Bandwidth throttling
You can set up the backup to slow down when you are actively using your Internet connection, set it for full speed or choose a specific bitrate for uploading. I have a 100/10MBit line and upload at full speed and the application seems very CPU friendly, something not all backup programs can brag about.
Scheduling
You can set how often the backup executes. There is options to set different times for S3 and Glacier. I wish that you could set this per folder also, but that’s an minor annoyance.
First backup
Be prepared that the first backup will take a long time. Of course this depends on the amount of data to backup and the speed of your Internet connection. But after the initial backup, only changes are uploaded.
Restore
If you need to restore, Arq will test your download speed, and then do an estimate of total cost for downloading your backup data. If you have a fast internet line, the restore could become very costly, because you pay more the faster you download. But there’s a built in function for setting the download speed manually, essentially throttling the download. You get a cost estimate, so if your not in a hurry, just enter a lower download speed value. You get an estimate cost for restore directly, so choosing how fast you want your data is easy.
The fear of loosing years worth of photos is something I hope this will remedy. I’ll keep you posted on how it goes.
disqus_HEaPmVSe7X says
Hur har det fungerat med backuperna? Är tjänsten bra, funderar på att köra igång själv!
Jack Zimmermann says
Trying to keep this blog in English, the question was, “how’s the backup working?”, and I think it works excellent! Initial cost of uploading 160Gb of images including Content Delivery Network for this blog amounted to about $11. This months bill is about $3.5 which is amazing! I only upload after an important photo shoot, so that keeps the costs down.
djmccormick says
Some of what you highlight above is S3-specific and doesn’t pertain to Glacier. I’d also be curious about the retrieval costs of an entire iPhoto library should the unthinkable occur. My iPhoto library is currently 240 GB and according to amazon-glacier-calc it might cost me $464 to retrieve it.
Jack Zimmermann says
I’ve added info on restore cost above. You need a pretty fast internet connection to get that kind of bill, because the faster you download, the more it costs. If you just throttle the download, the prices doesn’t go insane. I use this backup system as a last resort, having TimeMachine backup to two different servers. So if something really horrible happens, I still have a off-site backup, and can retrieve it.
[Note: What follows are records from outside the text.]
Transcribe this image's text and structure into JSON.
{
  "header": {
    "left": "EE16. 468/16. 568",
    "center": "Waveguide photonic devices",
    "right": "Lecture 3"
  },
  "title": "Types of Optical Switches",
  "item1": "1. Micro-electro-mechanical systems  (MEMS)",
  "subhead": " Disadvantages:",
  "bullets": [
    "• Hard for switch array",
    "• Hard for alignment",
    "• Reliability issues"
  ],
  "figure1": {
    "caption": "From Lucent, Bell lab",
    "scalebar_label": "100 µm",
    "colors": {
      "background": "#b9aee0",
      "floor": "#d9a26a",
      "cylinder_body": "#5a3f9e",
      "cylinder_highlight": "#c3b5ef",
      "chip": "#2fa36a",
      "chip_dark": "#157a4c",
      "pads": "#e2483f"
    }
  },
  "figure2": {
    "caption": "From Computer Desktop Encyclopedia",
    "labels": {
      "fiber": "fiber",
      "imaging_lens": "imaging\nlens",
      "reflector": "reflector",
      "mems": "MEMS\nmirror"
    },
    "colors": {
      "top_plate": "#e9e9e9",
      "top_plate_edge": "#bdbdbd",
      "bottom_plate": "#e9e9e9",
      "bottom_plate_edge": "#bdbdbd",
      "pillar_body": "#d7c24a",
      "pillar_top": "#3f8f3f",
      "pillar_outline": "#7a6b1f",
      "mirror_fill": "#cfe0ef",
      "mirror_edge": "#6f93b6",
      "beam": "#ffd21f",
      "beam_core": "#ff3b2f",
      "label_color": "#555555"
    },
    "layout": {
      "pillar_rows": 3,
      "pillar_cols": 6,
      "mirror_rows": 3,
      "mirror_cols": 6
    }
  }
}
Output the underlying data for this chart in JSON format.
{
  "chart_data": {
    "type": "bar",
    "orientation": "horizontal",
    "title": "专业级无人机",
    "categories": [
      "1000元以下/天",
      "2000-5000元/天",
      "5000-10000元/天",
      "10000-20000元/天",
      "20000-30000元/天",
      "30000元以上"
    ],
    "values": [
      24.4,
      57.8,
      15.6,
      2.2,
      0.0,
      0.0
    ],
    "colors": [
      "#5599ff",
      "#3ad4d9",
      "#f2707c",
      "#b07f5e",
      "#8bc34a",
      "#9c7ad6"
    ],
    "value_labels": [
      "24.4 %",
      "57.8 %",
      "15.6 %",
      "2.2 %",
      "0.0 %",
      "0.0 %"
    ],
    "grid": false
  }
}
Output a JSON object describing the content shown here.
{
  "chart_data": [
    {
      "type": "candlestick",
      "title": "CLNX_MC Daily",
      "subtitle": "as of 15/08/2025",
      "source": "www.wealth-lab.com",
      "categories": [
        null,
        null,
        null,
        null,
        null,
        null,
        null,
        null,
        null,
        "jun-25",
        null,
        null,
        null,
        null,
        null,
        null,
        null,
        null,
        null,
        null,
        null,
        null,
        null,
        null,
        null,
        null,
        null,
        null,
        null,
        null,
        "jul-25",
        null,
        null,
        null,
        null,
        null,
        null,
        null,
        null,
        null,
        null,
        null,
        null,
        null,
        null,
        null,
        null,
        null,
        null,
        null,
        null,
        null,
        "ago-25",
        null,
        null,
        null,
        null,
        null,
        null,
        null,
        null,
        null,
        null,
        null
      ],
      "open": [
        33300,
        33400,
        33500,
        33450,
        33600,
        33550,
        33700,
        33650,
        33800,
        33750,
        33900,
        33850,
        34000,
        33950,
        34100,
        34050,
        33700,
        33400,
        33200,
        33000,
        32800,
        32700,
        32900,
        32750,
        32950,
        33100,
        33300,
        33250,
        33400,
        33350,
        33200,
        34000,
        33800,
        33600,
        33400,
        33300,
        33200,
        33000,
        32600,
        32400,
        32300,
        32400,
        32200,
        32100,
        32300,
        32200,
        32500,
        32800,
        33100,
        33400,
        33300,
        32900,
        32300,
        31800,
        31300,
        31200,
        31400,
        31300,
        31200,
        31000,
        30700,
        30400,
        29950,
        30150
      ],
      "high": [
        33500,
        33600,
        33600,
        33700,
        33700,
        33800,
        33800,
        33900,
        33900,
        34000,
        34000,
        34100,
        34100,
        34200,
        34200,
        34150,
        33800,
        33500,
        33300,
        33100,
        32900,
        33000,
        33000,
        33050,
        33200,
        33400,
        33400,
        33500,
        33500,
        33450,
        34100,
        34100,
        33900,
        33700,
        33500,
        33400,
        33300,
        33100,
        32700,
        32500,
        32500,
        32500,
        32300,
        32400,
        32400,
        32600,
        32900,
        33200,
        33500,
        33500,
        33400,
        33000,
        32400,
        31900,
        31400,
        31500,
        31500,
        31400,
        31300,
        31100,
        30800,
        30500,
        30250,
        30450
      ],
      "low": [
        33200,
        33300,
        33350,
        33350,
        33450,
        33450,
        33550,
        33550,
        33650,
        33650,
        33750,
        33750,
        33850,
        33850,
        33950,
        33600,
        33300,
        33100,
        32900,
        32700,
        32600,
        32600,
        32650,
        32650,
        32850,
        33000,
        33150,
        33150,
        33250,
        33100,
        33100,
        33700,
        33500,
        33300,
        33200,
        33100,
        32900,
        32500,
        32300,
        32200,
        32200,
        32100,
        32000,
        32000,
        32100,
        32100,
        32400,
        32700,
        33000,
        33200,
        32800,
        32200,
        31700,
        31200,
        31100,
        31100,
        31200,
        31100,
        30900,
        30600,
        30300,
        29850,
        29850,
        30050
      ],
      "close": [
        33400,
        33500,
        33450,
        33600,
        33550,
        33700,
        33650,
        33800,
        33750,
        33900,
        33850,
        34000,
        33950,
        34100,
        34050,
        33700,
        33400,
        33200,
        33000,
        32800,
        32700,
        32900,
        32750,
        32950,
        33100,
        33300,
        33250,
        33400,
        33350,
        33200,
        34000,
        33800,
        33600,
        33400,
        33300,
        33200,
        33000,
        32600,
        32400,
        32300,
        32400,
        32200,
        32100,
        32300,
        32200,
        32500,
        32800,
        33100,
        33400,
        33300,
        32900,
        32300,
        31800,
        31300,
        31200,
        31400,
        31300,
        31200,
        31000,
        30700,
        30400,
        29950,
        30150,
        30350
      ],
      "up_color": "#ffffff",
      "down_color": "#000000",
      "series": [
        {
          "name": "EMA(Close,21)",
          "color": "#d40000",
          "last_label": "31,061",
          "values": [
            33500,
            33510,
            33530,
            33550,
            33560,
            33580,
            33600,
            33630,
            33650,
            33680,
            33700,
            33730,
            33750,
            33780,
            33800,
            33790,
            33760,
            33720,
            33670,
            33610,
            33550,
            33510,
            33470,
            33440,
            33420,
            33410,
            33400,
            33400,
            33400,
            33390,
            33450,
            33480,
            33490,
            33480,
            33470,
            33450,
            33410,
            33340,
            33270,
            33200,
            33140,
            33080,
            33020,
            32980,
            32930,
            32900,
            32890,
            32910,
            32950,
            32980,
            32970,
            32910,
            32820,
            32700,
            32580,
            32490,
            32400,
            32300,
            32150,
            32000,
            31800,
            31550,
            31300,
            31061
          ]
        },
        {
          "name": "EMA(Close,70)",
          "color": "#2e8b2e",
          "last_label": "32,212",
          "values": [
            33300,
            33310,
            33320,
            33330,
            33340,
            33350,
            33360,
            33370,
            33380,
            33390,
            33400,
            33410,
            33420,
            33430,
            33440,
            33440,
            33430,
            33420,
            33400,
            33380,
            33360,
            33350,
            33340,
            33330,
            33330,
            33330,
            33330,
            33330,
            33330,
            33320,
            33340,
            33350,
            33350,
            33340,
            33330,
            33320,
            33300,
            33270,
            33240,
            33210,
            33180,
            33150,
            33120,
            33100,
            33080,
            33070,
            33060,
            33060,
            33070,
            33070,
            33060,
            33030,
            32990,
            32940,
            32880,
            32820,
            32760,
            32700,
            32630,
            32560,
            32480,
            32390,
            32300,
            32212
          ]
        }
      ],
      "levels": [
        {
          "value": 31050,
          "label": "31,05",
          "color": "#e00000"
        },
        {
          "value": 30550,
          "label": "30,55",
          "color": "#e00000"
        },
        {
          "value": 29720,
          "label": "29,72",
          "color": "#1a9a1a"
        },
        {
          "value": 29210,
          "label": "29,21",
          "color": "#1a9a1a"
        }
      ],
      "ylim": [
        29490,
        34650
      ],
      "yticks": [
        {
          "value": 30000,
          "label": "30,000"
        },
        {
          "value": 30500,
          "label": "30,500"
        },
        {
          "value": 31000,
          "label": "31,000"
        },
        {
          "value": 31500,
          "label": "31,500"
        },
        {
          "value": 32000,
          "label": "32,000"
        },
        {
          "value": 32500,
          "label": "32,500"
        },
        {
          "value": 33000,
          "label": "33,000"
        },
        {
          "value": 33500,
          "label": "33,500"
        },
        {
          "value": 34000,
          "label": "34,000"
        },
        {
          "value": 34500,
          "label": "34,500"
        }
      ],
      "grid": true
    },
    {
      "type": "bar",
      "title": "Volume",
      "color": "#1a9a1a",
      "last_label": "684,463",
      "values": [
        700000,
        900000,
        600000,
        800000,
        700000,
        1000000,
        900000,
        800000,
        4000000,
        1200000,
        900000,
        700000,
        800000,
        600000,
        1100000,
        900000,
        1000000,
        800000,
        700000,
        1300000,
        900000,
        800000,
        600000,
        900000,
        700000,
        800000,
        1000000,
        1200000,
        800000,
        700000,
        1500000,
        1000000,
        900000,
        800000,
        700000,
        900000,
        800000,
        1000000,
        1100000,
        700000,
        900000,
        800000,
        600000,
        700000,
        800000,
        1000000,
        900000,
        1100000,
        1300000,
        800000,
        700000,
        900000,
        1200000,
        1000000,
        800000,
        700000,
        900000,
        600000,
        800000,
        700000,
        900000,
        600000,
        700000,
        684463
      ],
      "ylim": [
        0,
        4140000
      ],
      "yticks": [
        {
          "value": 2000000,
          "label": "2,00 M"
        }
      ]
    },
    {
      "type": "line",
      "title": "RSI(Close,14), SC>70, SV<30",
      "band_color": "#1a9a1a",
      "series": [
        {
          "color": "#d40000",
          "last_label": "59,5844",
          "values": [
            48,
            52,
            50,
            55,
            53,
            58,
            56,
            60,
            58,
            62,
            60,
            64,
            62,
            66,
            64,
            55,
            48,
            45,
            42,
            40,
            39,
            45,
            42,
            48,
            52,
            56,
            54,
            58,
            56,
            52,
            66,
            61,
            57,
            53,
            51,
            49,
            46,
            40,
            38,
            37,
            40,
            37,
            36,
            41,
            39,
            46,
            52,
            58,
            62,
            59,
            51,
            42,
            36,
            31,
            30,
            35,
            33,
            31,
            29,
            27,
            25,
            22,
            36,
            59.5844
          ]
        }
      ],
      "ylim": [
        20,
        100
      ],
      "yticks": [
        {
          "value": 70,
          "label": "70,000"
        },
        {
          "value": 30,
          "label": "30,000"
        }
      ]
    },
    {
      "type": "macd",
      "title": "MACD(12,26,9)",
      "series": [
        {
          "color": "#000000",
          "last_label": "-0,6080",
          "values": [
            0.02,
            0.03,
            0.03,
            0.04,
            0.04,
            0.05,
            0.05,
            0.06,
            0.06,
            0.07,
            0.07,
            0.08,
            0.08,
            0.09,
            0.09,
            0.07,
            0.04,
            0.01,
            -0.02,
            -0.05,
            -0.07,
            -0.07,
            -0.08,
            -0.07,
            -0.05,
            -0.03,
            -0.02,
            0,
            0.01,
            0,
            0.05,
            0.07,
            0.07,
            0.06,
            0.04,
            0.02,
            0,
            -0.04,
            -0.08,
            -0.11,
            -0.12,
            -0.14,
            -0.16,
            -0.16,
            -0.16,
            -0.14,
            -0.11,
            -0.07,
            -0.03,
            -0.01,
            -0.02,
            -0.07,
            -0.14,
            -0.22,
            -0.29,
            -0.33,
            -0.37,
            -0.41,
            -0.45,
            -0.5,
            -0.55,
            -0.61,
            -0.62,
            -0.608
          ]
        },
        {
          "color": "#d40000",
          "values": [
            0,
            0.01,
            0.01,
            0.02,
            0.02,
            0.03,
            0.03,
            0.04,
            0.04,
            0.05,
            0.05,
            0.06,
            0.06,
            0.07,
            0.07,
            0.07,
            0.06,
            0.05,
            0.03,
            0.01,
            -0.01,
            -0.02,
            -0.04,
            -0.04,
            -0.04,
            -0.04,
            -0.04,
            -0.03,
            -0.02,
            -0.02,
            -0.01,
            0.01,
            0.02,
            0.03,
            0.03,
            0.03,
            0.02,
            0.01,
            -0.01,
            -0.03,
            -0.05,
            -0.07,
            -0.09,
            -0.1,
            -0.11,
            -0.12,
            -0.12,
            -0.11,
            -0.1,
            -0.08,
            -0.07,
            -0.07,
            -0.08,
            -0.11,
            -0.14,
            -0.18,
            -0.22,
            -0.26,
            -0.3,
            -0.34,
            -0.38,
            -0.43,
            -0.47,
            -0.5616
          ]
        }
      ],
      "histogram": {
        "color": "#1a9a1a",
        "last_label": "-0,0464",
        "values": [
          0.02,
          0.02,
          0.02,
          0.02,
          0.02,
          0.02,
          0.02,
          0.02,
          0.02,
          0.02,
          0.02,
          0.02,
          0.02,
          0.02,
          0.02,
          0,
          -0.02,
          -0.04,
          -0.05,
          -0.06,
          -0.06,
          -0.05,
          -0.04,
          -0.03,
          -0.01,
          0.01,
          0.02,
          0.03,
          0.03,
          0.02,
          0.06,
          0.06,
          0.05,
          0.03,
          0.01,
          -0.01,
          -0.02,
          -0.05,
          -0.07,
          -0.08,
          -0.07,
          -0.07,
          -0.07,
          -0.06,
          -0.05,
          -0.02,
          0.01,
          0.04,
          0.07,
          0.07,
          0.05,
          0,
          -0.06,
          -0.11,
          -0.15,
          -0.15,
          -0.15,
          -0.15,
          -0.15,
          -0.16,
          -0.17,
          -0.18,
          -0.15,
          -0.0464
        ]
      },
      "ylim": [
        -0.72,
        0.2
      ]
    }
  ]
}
If I set it to download for three days, it amounts to $23. A small price to pay to get images collected under a ten year period.
djmccormick says
Wow, so amazon-glacier-calc was way off. Thanks for the update, this makes me feel better about my backup. I was backing up to another provider previously and it was costing me $20/mth. Now I’ll presumably be paying about $2.50 a month and ~$20 to get the data if I need it. Just about pays for itself the first month!
Jack Zimmermann says
Yepp, that’s the gist of it. If you need stuff for fast retrieval, Amazon S3 is a better alternative.
TheMattyMiller says
So, I’m a video guy, with 15 two TB drives sitting on my shelf, just sitting there waiting to corrupt or die on me. I’ve been trying to figure out how to estimate costs for upload and monthly storage. I was coming up with an ungodly fee as well. I’m having a bit of an issue wrapping the head around how you came up w/ the costs?
Jack Zimmermann says
Well, using Amazons Cost Calculator, you need to be a rocket scientist to figure it out. But inside the Arq application, when selecting to do a restore, there is a built-in estimate calculator (I’ve added a screenshot in the article) that gives you an inkling of the final price. I haven’t had a reason for doing a restore yet (and hope I never will), but hopefully it’s reasonably correct. You could check with the Arq support to be sure.
My guess is that the programming of the cost calculation took longer than actually writing the backup code! 🙂
Jeff says
Does Arq require you to keep a synced local copy or can you “send” data to Glacier and not keep an online, local copy?